U.S. commercial paper issuance, including the troubled asset-backed sector, rose for the first time in a month in a sign of progress in an otherwise bleak outlook for credit and the economy, new data released on Thursday showed.
A key mechanism for companies' short-term cash needs, total commercial paper outstanding rose $23.6 billion in the week ended Feb. 27, having fallen nearly $40 billion in the preceding three weeks, according to the Federal Reserve.
Asset-backed issuance rose for the first time in five weeks, by $7.6 billion. The sector had lost about a third of its value in a few months because of its association with the tarnished subprime real estate market.
The credit crisis began in housing and then spread to the billions of dollars in bonds and derivative assets backed by mortgages.
This has contributed to a considerable slowing in economic activity that has spurred aggressive interest rate cuts from the Federal Reserve and a stimulus package of more than $150 billion from the federal government.

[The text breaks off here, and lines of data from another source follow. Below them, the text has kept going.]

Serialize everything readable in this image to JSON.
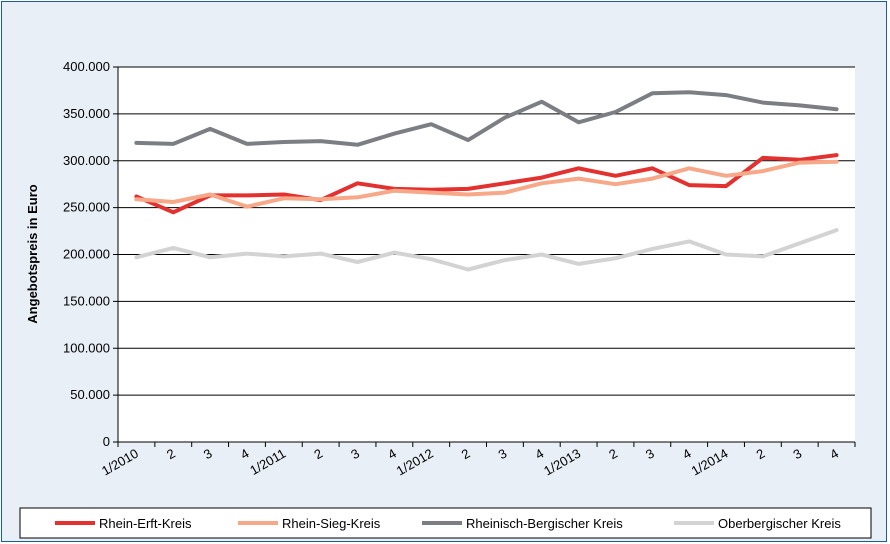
{
  "chart_data": {
    "type": "line",
    "title": "",
    "xlabel": "",
    "ylabel": "Angebotspreis in Euro",
    "ylim": [
      0,
      400000
    ],
    "yticks": [
      "0",
      "50.000",
      "100.000",
      "150.000",
      "200.000",
      "250.000",
      "300.000",
      "350.000",
      "400.000"
    ],
    "grid": true,
    "legend_position": "bottom",
    "categories": [
      "1/2010",
      "2",
      "3",
      "4",
      "1/2011",
      "2",
      "3",
      "4",
      "1/2012",
      "2",
      "3",
      "4",
      "1/2013",
      "2",
      "3",
      "4",
      "1/2014",
      "2",
      "3",
      "4"
    ],
    "series": [
      {
        "name": "Rhein-Erft-Kreis",
        "color": "#e3312f",
        "values": [
          262000,
          245000,
          263000,
          263000,
          264000,
          258000,
          276000,
          270000,
          269000,
          270000,
          276000,
          282000,
          292000,
          284000,
          292000,
          274000,
          273000,
          303000,
          301000,
          306000
        ]
      },
      {
        "name": "Rhein-Sieg-Kreis",
        "color": "#f6a889",
        "values": [
          259000,
          256000,
          264000,
          251000,
          260000,
          259000,
          261000,
          268000,
          266000,
          264000,
          266000,
          276000,
          281000,
          275000,
          281000,
          292000,
          284000,
          289000,
          298000,
          299000
        ]
      },
      {
        "name": "Rheinisch-Bergischer Kreis",
        "color": "#7d7e84",
        "values": [
          319000,
          318000,
          334000,
          318000,
          320000,
          321000,
          317000,
          329000,
          339000,
          322000,
          346000,
          363000,
          341000,
          352000,
          372000,
          373000,
          370000,
          362000,
          359000,
          355000
        ]
      },
      {
        "name": "Oberbergischer Kreis",
        "color": "#d3d3d3",
        "values": [
          197000,
          207000,
          197000,
          201000,
          198000,
          201000,
          192000,
          202000,
          195000,
          184000,
          194000,
          200000,
          190000,
          196000,
          206000,
          214000,
          200000,
          198000,
          212000,
          226000
        ]
      }
    ]
  }
}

Analysts said the recovery in commercial paper was too modest to represent a significant improvement in lending conditions. There is some evidence that the Fed's efforts to dump massive liquidity into the financial system has had some positive effects.
But this impact has been dwarfed by the breadth of losses experienced by financial institutions, which so far add up to well over $100 billion and by many estimates could be more than triple that number when all is said and done.